Graziele Delgado e Evandro Valereto (Foto: Arquivo Pessoal/ A Cidade)
Olá, querido(a) leitor(a). Imagine a seguinte situação: Joice trabalha em um salão como maquiadora e tem uma técnica incrível. Praticamente não tem agenda e suas clientes precisam marcar com muita antecedência, se quiserem sentar na sua cadeira. Cansada que ganhar apenas parte dos ganhos – já que uma porcentagem fica para o salão – Joice resolve abrir seu próprio espaço e atender “por conta”. Muito responsável e “pé no chão”, ela começa com um espaço pequeno, com custos baixos e segue seu caminho. Alguns meses se passam e Joice não pode mais ser a maquiadora: ela precisa contratar, organizar, fazer a manutenção, organizar as burocracias, fazer o caixa, etc. Passam-se mais alguns meses e Joice ainda está bem longe do que imaginou quando saiu do emprego. Mas ela é uma maquiadora incrível e não sabe o que aconteceu: o que deu errado?
Essa parece uma história fictícia, mas é a realidade de grande parte dos empreendedores do Brasil: uma realidade cruel, em que grande parte dessas pessoas vivem para pagar boletos. Segundo dados do IBGE, cerca de 60% das empresas quebram em até 5 anos. E por que isso é tão comum? Porque “ser bom” NÃO BASTA: a habilidade de prestar o serviço representa apenas 50% do “sucesso”. A outra metade diz respeito à gestão: como está o caixa dessa empresa? Qual é o pró-labore desse profissional? E quanto aos custos fixos? Como está a reserva de investimentos e manutenções? E o pagamento de impostos, emissão de notas e todas as outras burocracias?
Infelizmente, muitos de nós somos levamos pela insatisfação do momento (em um trabalho que pouco agrega ou tem um retorno ruim) para nos jogar de cabeça em um negócio. A ilusão está em, justamente, ignorar que a habilidade (ou talento) da Joice não era suficiente para manter uma empresa de pé. A partir do momento que seu espaço está aberto, não basta mais ser maquiadora: Joice precisa desempenhar outras funções e desenvolver habilidades de gestão, que vão permitir não apenas a prosperidade financeira, mas a perpetuidade do negócio.
Existem dois tipos de empresas que quebram: aquelas que não vendem – e, neste caso, não existe habilidade de gestão que a salve – e aquelas que vendem, tem clientes fiéis, mas não tem inteligência na gestão dos recursos. Portanto, apesar de produto bom, cliente fiel e marketing, o dinheiro que entra não é suficiente para garantir, de forma estratégica, o sucesso da empresa. Para piorar, ter um negócio – independente de ser formal ou não – é aprender a lidar com os riscos, viver na incerteza: existem muitas variáveis fora do nosso controle.
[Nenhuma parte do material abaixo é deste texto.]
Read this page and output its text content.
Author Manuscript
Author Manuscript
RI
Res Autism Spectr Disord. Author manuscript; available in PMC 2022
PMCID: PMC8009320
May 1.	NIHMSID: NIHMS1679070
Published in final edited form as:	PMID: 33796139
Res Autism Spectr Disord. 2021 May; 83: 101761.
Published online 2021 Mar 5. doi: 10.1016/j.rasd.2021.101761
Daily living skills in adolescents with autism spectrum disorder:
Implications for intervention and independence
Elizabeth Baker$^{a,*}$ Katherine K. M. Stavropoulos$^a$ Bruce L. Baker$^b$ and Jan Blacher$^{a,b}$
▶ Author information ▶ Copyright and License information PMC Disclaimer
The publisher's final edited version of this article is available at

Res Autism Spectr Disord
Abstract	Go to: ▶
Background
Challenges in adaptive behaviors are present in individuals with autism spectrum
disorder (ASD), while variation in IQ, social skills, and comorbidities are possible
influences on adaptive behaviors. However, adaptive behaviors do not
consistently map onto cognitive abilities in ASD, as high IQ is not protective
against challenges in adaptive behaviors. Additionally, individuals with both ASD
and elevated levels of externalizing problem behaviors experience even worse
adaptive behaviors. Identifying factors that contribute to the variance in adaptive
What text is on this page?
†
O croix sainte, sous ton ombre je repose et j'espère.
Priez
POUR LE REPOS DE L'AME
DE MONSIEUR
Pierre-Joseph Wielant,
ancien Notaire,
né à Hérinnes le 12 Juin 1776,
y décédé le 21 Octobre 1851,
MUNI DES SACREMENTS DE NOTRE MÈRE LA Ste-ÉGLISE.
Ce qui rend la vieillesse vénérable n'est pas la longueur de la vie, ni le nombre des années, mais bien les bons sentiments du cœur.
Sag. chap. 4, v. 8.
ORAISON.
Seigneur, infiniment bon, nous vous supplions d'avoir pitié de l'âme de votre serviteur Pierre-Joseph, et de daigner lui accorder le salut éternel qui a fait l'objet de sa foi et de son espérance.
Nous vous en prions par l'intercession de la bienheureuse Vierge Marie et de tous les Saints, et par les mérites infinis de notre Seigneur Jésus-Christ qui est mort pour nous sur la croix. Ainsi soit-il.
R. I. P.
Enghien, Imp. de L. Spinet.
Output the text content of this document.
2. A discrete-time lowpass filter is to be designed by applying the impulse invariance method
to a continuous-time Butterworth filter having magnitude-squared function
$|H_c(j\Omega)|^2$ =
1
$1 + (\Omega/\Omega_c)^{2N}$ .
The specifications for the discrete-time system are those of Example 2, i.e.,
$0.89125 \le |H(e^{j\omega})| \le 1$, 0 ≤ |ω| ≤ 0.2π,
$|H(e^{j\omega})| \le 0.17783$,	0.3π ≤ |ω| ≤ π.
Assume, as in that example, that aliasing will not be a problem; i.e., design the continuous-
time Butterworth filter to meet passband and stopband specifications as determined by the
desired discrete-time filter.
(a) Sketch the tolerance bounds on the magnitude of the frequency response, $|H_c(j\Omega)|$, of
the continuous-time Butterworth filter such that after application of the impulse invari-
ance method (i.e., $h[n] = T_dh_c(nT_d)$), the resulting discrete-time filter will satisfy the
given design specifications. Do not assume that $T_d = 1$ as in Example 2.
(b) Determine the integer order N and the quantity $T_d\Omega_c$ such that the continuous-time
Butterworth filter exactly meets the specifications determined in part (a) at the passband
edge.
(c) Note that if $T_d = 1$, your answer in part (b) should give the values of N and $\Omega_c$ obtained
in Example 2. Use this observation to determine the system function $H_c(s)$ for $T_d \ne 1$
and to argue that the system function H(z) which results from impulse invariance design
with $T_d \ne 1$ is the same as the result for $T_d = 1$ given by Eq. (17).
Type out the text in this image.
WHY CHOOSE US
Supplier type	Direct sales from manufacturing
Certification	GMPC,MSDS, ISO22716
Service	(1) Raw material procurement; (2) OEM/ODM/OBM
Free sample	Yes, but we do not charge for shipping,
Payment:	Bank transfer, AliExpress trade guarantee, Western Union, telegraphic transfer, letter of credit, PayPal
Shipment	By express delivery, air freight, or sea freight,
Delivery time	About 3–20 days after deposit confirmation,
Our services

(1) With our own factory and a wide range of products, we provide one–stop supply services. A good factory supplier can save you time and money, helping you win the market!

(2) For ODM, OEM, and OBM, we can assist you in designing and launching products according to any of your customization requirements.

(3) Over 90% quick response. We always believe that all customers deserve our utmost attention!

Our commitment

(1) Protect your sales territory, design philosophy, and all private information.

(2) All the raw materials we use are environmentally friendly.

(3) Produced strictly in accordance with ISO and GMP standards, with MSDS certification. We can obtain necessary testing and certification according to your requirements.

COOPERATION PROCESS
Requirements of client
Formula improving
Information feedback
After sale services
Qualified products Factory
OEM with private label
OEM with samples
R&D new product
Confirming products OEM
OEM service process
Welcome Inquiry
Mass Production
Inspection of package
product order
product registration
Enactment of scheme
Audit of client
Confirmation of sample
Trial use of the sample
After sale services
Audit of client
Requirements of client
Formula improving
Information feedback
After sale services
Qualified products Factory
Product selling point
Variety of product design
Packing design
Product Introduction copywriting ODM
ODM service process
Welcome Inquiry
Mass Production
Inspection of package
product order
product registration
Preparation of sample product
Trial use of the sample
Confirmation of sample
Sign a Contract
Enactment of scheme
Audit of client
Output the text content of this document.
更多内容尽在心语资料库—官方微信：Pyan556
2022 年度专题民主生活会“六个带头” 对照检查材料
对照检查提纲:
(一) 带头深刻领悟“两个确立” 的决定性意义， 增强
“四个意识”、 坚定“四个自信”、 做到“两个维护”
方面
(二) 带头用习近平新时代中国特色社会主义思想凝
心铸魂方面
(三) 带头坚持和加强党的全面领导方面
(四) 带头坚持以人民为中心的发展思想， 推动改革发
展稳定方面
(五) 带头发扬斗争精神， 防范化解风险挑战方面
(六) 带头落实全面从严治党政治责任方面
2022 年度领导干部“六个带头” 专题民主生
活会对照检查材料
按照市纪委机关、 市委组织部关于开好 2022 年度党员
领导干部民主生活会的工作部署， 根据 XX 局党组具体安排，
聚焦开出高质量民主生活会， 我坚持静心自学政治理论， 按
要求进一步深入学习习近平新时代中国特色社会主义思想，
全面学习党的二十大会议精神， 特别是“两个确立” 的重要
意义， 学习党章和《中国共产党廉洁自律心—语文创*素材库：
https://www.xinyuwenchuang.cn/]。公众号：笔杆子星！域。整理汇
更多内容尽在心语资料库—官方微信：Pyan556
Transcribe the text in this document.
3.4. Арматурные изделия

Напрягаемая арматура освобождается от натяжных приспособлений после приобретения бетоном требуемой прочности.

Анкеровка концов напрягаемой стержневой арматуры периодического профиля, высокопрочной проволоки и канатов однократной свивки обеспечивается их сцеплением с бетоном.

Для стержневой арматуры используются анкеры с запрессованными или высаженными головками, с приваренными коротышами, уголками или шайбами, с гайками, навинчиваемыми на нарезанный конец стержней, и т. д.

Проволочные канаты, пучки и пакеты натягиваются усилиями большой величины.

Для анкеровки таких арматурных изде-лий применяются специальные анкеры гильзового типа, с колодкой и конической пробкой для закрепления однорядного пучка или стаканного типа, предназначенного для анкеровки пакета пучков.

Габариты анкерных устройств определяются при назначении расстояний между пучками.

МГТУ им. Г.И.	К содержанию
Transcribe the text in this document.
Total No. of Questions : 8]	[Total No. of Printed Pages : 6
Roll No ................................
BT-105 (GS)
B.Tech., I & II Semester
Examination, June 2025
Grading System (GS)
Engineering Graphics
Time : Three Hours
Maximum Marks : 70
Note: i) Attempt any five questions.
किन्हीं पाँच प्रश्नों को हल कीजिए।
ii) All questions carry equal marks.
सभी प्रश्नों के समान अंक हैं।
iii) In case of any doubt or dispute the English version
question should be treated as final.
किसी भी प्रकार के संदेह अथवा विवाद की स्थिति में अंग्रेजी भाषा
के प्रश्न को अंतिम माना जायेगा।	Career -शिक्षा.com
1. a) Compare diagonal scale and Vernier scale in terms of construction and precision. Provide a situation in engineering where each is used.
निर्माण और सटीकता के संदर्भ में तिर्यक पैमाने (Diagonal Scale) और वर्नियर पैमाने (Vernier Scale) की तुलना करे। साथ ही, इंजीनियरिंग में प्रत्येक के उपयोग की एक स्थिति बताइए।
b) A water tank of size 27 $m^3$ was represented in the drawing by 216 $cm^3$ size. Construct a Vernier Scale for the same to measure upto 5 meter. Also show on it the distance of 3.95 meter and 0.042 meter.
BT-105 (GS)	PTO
Ignorar o pouco que podemos controlar é se entregar ao risco da ruína – que os dados já comprovam realmente acontecer.
O último ponto a se comentar é que, normalmente, a forma de gestão da empresa é um reflexo da gestão pessoal: dificilmente alguém organizado em um é desorganizado no outro. Se na pessoa física não existe orçamento, reserva, gestão dos cartões de crédito, parcelas, etc., como isso vai acontecer na pessoa jurídica? “Gerir recursos” é sobre fazer boas escolhas, e essa é uma habilidade treinável e desenvolvida durante toda a vida. Não há como desconectar uma coisa da outra: no final do dia, empresas são feitas de pessoas e a má gestão vai custar caro.
Portanto, querido(a) leitor(a), cuidado (especialmente no mundo da internet e dos empreendedores de palco): ter seu próprio negócio NÃO É para todo mundo. Existem princípios e questões enraizadas que não podem ser romantizadas – existe um preço a se pagar, se quiser realmente ter “sucesso” e fechar as contas no azul. Não caia na ilusão de que ser bom em algo te faz apto a abrir uma empresa, se não quiser desenvolver as outras habilidades necessárias a isso. Abrir sua empresa nem sempre é a solução dos seus problemas e, muito menos, seu “bote salva-vidas”. Tenha uma excelente semana, querido(a) leitor(a).